Als "Fischer" wird man schon geboren, wenn der Vater es ist wird es der Sohn wohl auch werden. Schon von klein auf werden die Jungs mit aufs Boot genommen, wo sie so ziemlich alles über das Handwerk mitbekommen. Eine Schulausbildung scheint da nur zweitrangig zu sein. Nur wenige können gut Lesen oder Schreiben, geschweige denn Rechnen! Interessant zu beobachten, dass auch nur wenige von Ihnen gute Schwimmer sind. Den Titel als Kapitän bekommt man fast immer beim Schwager, welcher in der Seefahrtsbehörde arbeitet - und ich kann euch sagen, JEDER hat so einen Schwager!

Die "Fischerei" hat sich in den letzten 10-15 Jahren hier auf Margarita sehr stark verändert. Hat doch früher jeder für sich selbst gefischt und seine Anerkennung anhand der Kilos welche er aus dem Wasser gefischt hat bekommen, organisieren und kontrollieren heute große Fischkonzerne (Tunfisch und Sardinen als Konservendosen) die Fischerei. Teamwork unter den Fischern, in kleinen Geschwadern werden diese Teams gezielt von der Regierung unterstützt (Mikro-Empresas).
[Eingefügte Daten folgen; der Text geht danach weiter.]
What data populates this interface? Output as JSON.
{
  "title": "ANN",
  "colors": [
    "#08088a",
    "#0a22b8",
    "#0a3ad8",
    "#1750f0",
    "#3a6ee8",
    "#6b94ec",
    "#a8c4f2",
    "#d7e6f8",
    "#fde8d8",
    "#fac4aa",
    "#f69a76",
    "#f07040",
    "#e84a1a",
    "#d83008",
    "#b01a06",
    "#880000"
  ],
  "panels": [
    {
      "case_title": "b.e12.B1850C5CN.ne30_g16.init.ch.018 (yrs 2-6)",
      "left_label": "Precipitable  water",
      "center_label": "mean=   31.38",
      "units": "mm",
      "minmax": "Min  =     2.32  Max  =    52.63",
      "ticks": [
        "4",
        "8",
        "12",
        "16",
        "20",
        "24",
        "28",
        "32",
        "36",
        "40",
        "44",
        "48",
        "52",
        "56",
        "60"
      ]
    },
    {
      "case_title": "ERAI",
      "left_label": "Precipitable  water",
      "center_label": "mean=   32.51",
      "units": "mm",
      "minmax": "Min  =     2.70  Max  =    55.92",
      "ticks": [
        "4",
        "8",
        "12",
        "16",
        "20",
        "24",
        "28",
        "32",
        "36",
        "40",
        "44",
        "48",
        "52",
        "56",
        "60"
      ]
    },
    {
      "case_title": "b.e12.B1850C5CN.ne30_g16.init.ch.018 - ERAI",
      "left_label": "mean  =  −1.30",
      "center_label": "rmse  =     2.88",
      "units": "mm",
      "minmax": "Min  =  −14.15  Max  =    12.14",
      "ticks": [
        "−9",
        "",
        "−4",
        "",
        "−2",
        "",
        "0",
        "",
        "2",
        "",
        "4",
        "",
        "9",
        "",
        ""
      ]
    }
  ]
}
Im Rahmen des traditionellen Fischens werden Netze und Reusen benutzt, welche regelmässig von den Fischern abgefahren werden, wenn sie nicht gerade von erbosten Tauchern zerschnitten wurden (diese Tätigkeit sollte man lassen). Die Fischereigebiete werden von Forschern regelmässig auf Veränderungen ihrer Infrastruktur untersucht um einen so genannten Anbau an Fischen, Langusten und Langostinos zu erhalten. In den letzten Jahrzehnten wurde ohne Aufsicht gefischt und dies hatte das Verschwinden einiger Arten von Fischen zur Folge, welche jetzt durch die Einschränkungen der Aufsichtsbehörde wieder aufgeforstet werden sollen. Bestimmte Fische oder Schalentiere dürfen nur mit einer Mindestgrösse, bzw.entsprechendem Gewicht aus dem Wasser geholt werden. Da wird man noch lange gegen die alten Gewohnheiten der Fischer ankämpfen müssen, welcher für teures Geld gegen die Bestimmungen immer noch Babylangusten, Schildkröten etc. an die bezahlende Bevölkerung (soll nicht immer die Reichen heissen, da einige das Regierungsprogramm fest mit unterstützen) zu verkaufen.